The precision teaching folks are convinced that every child can learn if lessons are tailored to them and they receive enough practice to gain mastery. In fact, they take on all kinds of challenges: dyslexia, autism, English Language Learners, ADD, processing problems etc. with an admirable doggedness. This is a pragmatic educational realm where problems are remediated, not accommodated. The linchpin in this method is consistent data keeping. Each skill is practiced then timed for fluency, and students do not move on until the skill is mastered. I learned to use the Standard Celeration Chart and marveled at the purity of this kind of data driven teaching. Finally, I understood what meaningful data is, especially after years of seeing grade inflation at my own school due to measures such as “class participation”, “group work” or “project-based learning”.  Here there are no points for good behavior, no homework to be copied and pasted from Google, or groupmates to exploit. It is just me, the student, the skill that must be mastered and my timer. I know it sounds clinical when compared to a blissful six-year-old singing Blowing in the Wind; but it gets extraordinary results.

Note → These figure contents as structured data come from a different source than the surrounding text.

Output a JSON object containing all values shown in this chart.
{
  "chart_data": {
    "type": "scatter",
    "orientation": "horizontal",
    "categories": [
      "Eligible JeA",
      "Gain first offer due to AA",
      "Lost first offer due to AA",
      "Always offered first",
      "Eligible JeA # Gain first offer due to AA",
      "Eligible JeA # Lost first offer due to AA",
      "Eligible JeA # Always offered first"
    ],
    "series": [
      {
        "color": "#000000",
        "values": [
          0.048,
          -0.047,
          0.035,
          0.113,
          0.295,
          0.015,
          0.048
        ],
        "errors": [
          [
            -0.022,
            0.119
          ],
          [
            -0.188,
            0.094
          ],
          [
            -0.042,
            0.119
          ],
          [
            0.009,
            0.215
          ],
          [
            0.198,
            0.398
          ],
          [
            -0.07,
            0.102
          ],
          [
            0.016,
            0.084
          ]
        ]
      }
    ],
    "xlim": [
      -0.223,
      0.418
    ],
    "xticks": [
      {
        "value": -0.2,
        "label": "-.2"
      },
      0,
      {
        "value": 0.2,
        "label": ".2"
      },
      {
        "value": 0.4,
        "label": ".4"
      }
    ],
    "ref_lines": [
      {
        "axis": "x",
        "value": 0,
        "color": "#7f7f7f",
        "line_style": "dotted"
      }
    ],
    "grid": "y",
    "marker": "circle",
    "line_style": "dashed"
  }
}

These results are not lost on Carla who arrives for every session with great enthusiasm. So far, we have done 10 sessions, and I am astonished at her progress. Here are the four skills we have been practicing together:

  • Say & Spell:  These are high frequency words that must be read then spelled with a goal of 200-250 words per minute. On her first session she did 102 wpm. On the tenth she did 187. The first day I was surprised at how clumsy she was at rapidly identifying letters; however, by the tenth session she was attacking these same letters with gusto.
  • Sound Fluency:  These are phonics drills. We review a series of sounds until she is confident then we complete timings. Day #1 Carla read sounds at 48 wpm. Day #2 she clocked in at 66 wpm. For the moment, this is her usual pattern. It takes two days for her to master each new series of sounds. Carla’s accuracy during these drills with unfamiliar phonemes is remarkable.  She memorizes easily and is sharp as a tack.

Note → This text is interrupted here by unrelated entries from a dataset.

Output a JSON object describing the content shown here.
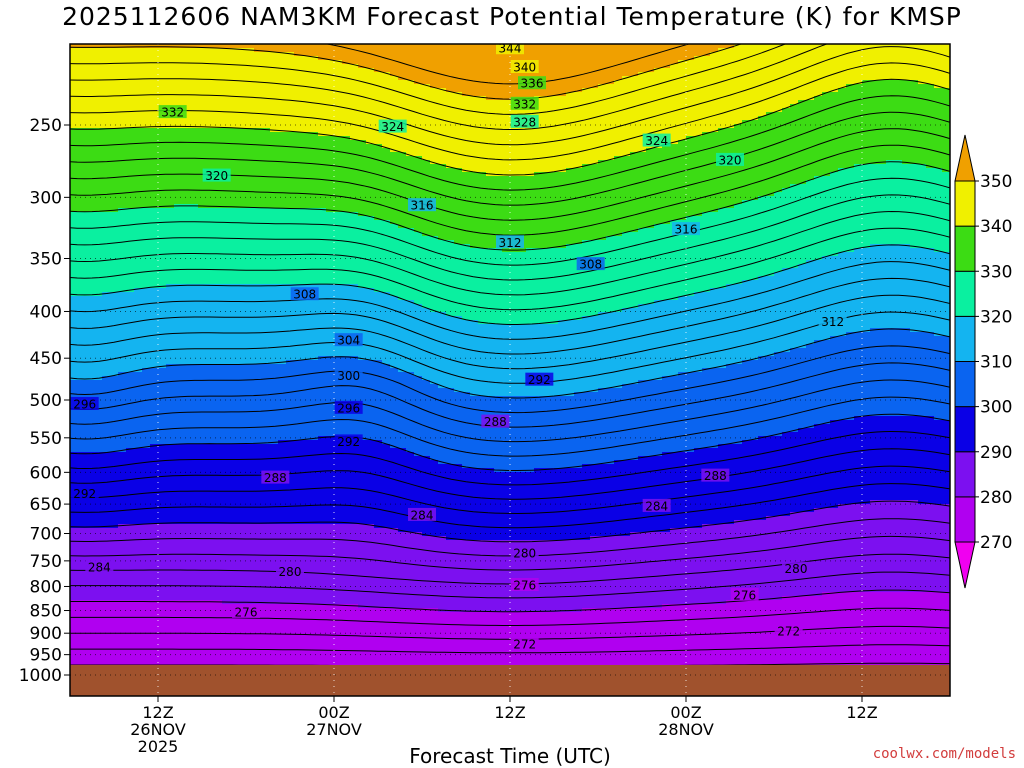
{
  "title": "2025112606 NAM3KM Forecast Potential Temperature (K) for KMSP",
  "xlabel": "Forecast Time (UTC)",
  "credit": "coolwx.com/models",
  "chart_data": {
    "type": "heatmap",
    "title": "2025112606 NAM3KM Forecast Potential Temperature (K) for KMSP",
    "xlabel": "Forecast Time (UTC)",
    "ylabel": "",
    "x_axis": {
      "unit": "forecast hour",
      "range": [
        0,
        60
      ],
      "ticks": [
        {
          "hour": 6,
          "lines": [
            "12Z",
            "26NOV",
            "2025"
          ]
        },
        {
          "hour": 18,
          "lines": [
            "00Z",
            "27NOV"
          ]
        },
        {
          "hour": 30,
          "lines": [
            "12Z"
          ]
        },
        {
          "hour": 42,
          "lines": [
            "00Z",
            "28NOV"
          ]
        },
        {
          "hour": 54,
          "lines": [
            "12Z"
          ]
        }
      ]
    },
    "y_axis": {
      "unit": "hPa",
      "scale": "log",
      "range": [
        1050,
        200
      ],
      "ticks": [
        250,
        300,
        350,
        400,
        450,
        500,
        550,
        600,
        650,
        700,
        750,
        800,
        850,
        900,
        950,
        1000
      ]
    },
    "colorbar": {
      "levels": [
        270,
        280,
        290,
        300,
        310,
        320,
        330,
        340,
        350
      ],
      "colors": [
        "#f000f0",
        "#b000f0",
        "#7c10f0",
        "#0a00e6",
        "#0a64f0",
        "#14b4f0",
        "#0af0a0",
        "#3cdc14",
        "#f0f000",
        "#f0a000"
      ],
      "labels": [
        "270",
        "280",
        "290",
        "300",
        "310",
        "320",
        "330",
        "340",
        "350"
      ]
    },
    "contour_interval": 2,
    "contour_labels": [
      {
        "text": "344",
        "hour": 30,
        "p": 206
      },
      {
        "text": "340",
        "hour": 31,
        "p": 216
      },
      {
        "text": "336",
        "hour": 31.5,
        "p": 225
      },
      {
        "text": "332",
        "hour": 31,
        "p": 237
      },
      {
        "text": "328",
        "hour": 31,
        "p": 248
      },
      {
        "text": "332",
        "hour": 7,
        "p": 242
      },
      {
        "text": "324",
        "hour": 22,
        "p": 251
      },
      {
        "text": "324",
        "hour": 40,
        "p": 260
      },
      {
        "text": "320",
        "hour": 10,
        "p": 284
      },
      {
        "text": "320",
        "hour": 45,
        "p": 273
      },
      {
        "text": "316",
        "hour": 24,
        "p": 306
      },
      {
        "text": "316",
        "hour": 42,
        "p": 325
      },
      {
        "text": "312",
        "hour": 30,
        "p": 336
      },
      {
        "text": "308",
        "hour": 35.5,
        "p": 355
      },
      {
        "text": "312",
        "hour": 52,
        "p": 410
      },
      {
        "text": "308",
        "hour": 16,
        "p": 383
      },
      {
        "text": "304",
        "hour": 19,
        "p": 430
      },
      {
        "text": "300",
        "hour": 19,
        "p": 470
      },
      {
        "text": "296",
        "hour": 19,
        "p": 510
      },
      {
        "text": "292",
        "hour": 19,
        "p": 555
      },
      {
        "text": "292",
        "hour": 32,
        "p": 475
      },
      {
        "text": "288",
        "hour": 29,
        "p": 528
      },
      {
        "text": "288",
        "hour": 14,
        "p": 608
      },
      {
        "text": "288",
        "hour": 44,
        "p": 605
      },
      {
        "text": "284",
        "hour": 24,
        "p": 668
      },
      {
        "text": "284",
        "hour": 40,
        "p": 653
      },
      {
        "text": "296",
        "hour": 1,
        "p": 505
      },
      {
        "text": "292",
        "hour": 1,
        "p": 633
      },
      {
        "text": "284",
        "hour": 2,
        "p": 762
      },
      {
        "text": "280",
        "hour": 15,
        "p": 770
      },
      {
        "text": "280",
        "hour": 31,
        "p": 735
      },
      {
        "text": "280",
        "hour": 49.5,
        "p": 765
      },
      {
        "text": "276",
        "hour": 12,
        "p": 853
      },
      {
        "text": "276",
        "hour": 31,
        "p": 797
      },
      {
        "text": "276",
        "hour": 46,
        "p": 817
      },
      {
        "text": "272",
        "hour": 31,
        "p": 925
      },
      {
        "text": "272",
        "hour": 49,
        "p": 895
      }
    ],
    "ground_pressure_hPa": 975
  }
}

  • Word Fluency: These work on the same phonemes from the previous drill; however, now they appear in a series of words read in isolation.  On Day #1 she did 60 wpm. On Day #10 with far more complex words she clocked in at 94 wpm
  • Story Passages: These passages are from a decodable reader. They allow students to practice sounds they have already mastered in narrative form. Our practice sessions involve getting her to model my prosody before timings, as well as reviewing sounds and vocabulary from the story. Day #1’s reading was at a 110 wpm, and it was quite stilted.  Day #10’s reading was at 147 wpm, and the quality of the reading was astonishing. It was no longer hesitant, and she now pauses at the appropriate punctuation. The other day when asked if she thought she made progress she yelled: “Oh my God, I don’t stop at every word now!” Subsequently, these reading sessions have made me ponder the concept of fluency, as it is clearly much more than speed. In fact, as her decoding skills increase in speed, she exhibits much more enthusiasm for the stories themselves. In other words, reading is enjoyable now that the cognitive demands have become more automatic.

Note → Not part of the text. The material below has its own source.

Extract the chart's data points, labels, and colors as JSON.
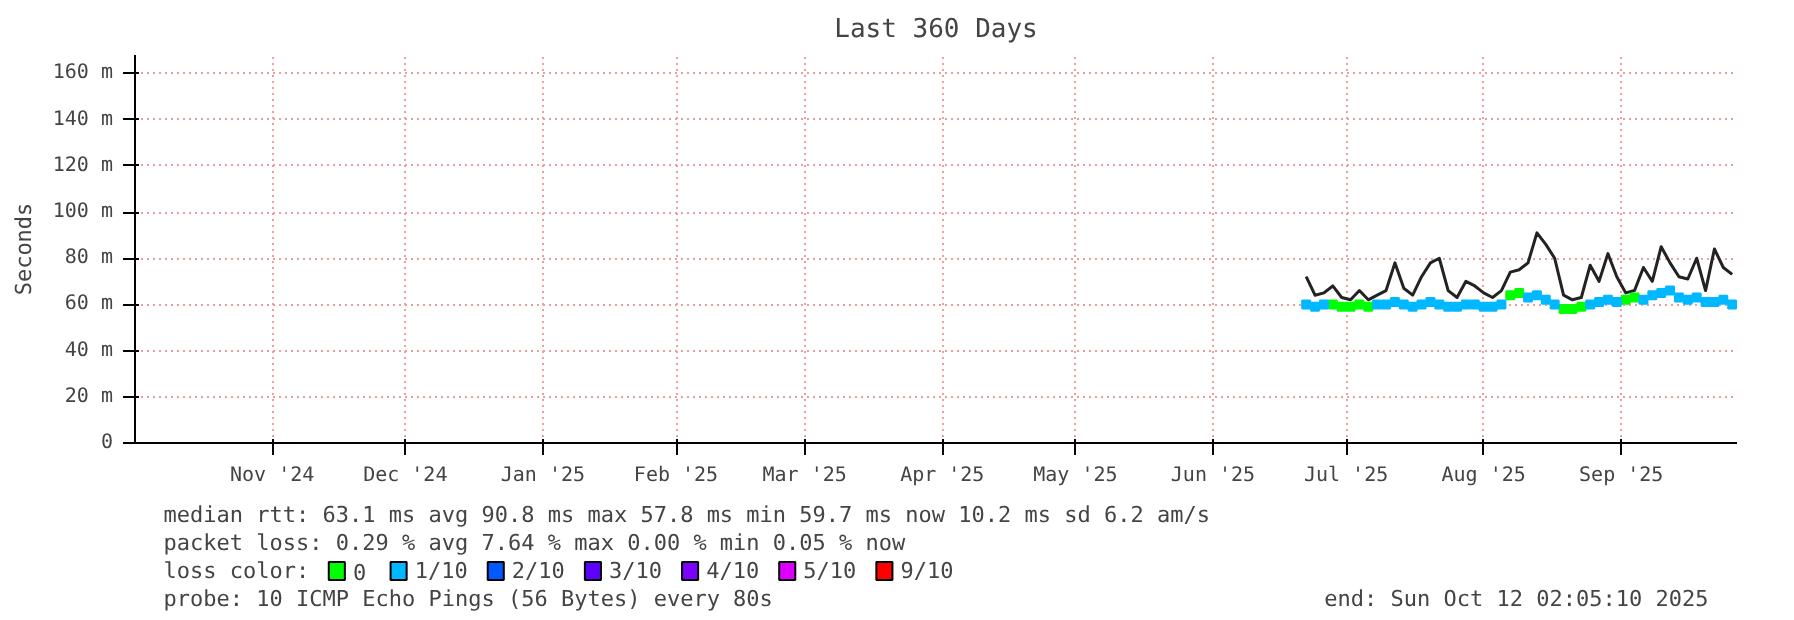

All in all, there is an elegance to the materials and the method. Clearly this learning style is structured and systematic, and Carla knows exactly what is expected of her. She also knows that it is attainable, and she enjoys monitoring her progress with me. Any fears I may have had about Carla’s creativity being destroyed or anxiety created by these timed tasks were washed away. By the third session, Carla began confiding in me how much she hated school because she could not read as well as the other students, and it was like a weight had been taken off her. A few days ago, her mother texted to thank me, as she noticed a happier, more confident child.

Although I do not have a sourdough bread for my Facebook feed, I have accomplished a few things: an hour’s respite to a frontline worker, a gift of literacy to a child who did not have the words to explain how her school was failing her, and a fascinating educational experiment that I am only just beginning to understand.